I don't understand how this works? For our system we need an inverter that cost about $3000.- (half if it doesn't have to handle a battery), and it needs to be installed by an authorized electrician.
For a small system as the one shown, the price of panels are peanuts, the 2 panels shown should cost less than $150 combined. While the cost of inverter and getting it connected is way way higher. There's a lot more to this than not being on the roof!?! But which isn't disclosed.

The article says nothing about how the power from those panels is made usable.

[–] Hugin@lemmy.world 11 points 18 hours ago (1 children)

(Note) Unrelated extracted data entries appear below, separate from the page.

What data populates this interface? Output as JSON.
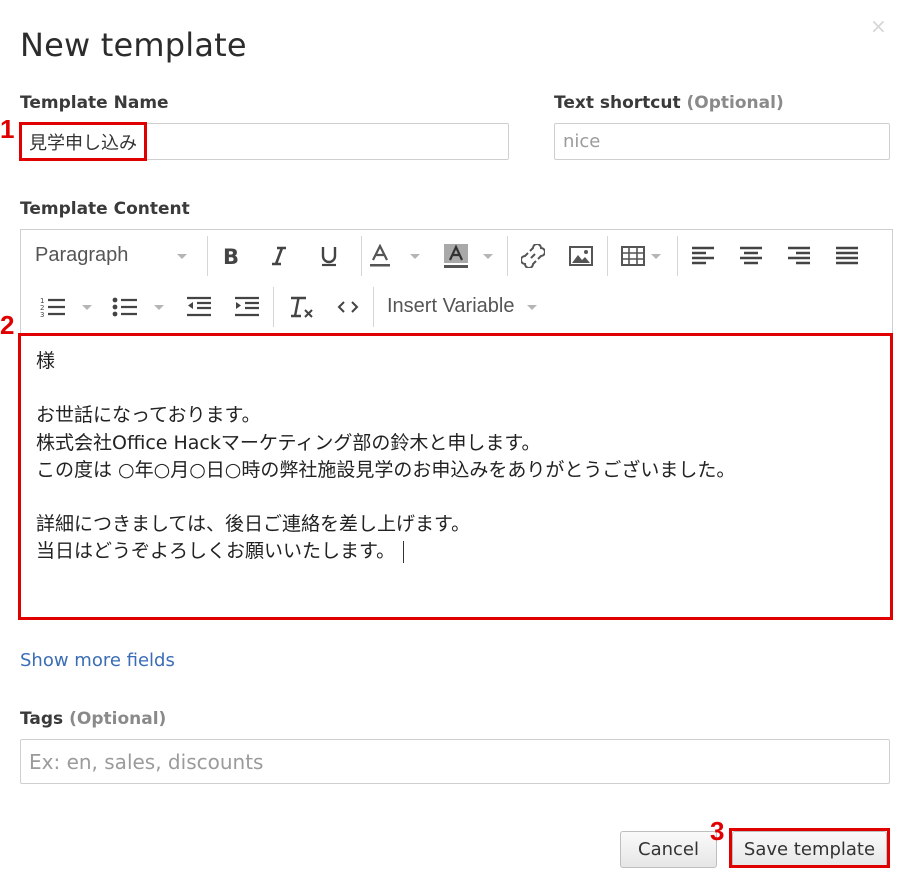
{
  "dialog": {
    "title": "New template",
    "close_glyph": "×"
  },
  "template_name": {
    "label": "Template Name",
    "value": "見学申し込み"
  },
  "text_shortcut": {
    "label": "Text shortcut",
    "optional": "(Optional)",
    "placeholder": "nice"
  },
  "template_content": {
    "label": "Template Content",
    "toolbar": {
      "format_select": "Paragraph",
      "insert_variable": "Insert Variable"
    },
    "lines": [
      "様",
      "",
      "お世話になっております。",
      "株式会社Office Hackマーケティング部の鈴木と申します。",
      "この度は ○年○月○日○時の弊社施設見学のお申込みをありがとうございました。",
      "",
      "詳細につきましては、後日ご連絡を差し上げます。",
      "当日はどうぞよろしくお願いいたします。"
    ]
  },
  "show_more": "Show more fields",
  "tags": {
    "label": "Tags",
    "optional": "(Optional)",
    "placeholder": "Ex: en, sales, discounts"
  },
  "buttons": {
    "cancel": "Cancel",
    "save": "Save template"
  },
  "annotations": {
    "step1": "1",
    "step2": "2",
    "step3": "3"
  },
  "colors": {
    "highlight": "#e00000",
    "link": "#3a6db5"
  }
}
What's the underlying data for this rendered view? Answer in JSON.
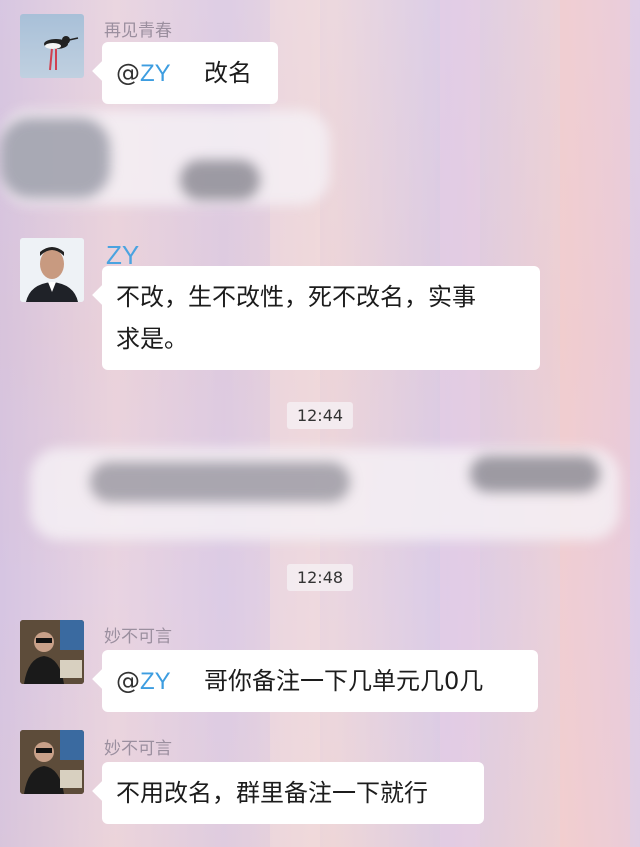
{
  "messages": [
    {
      "sender": "再见青春",
      "mention": "ZY",
      "text": "改名"
    },
    {
      "sender": "ZY",
      "text_line1": "不改，生不改性，死不改名，实事",
      "text_line2": "求是。"
    },
    {
      "sender": "妙不可言",
      "mention": "ZY",
      "text": "哥你备注一下几单元几0几"
    },
    {
      "sender": "妙不可言",
      "text": "不用改名，群里备注一下就行"
    }
  ],
  "timestamps": [
    "12:44",
    "12:48"
  ],
  "icons": {
    "avatar1": "bird-avatar-icon",
    "avatar2": "man-portrait-avatar-icon",
    "avatar3": "person-sunglasses-avatar-icon"
  }
}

There are two main inverter approaches. One big inverter that takes the DC from a bunch of panels and converts it into AC and micro inverters where each panel gets it's own small one placed directly under the panel.

The micro inverters cost around $150 each. So you need around 10 panels before the single inverter becomes a good choice.

Installers love the micro because the install is easier. However as a owner with say 30 panels you now have 30 points of possible failure instead of the 1.

[–] Buffalox@lemmy.world 2 points 15 hours ago

Oh boy, apparently there's a lot I don't know. It's really cool there are those cheaper options now.

[–] zergtoshi@lemmy.world 11 points 23 hours ago (1 children)
[–] Buffalox@lemmy.world 6 points 22 hours ago (2 children)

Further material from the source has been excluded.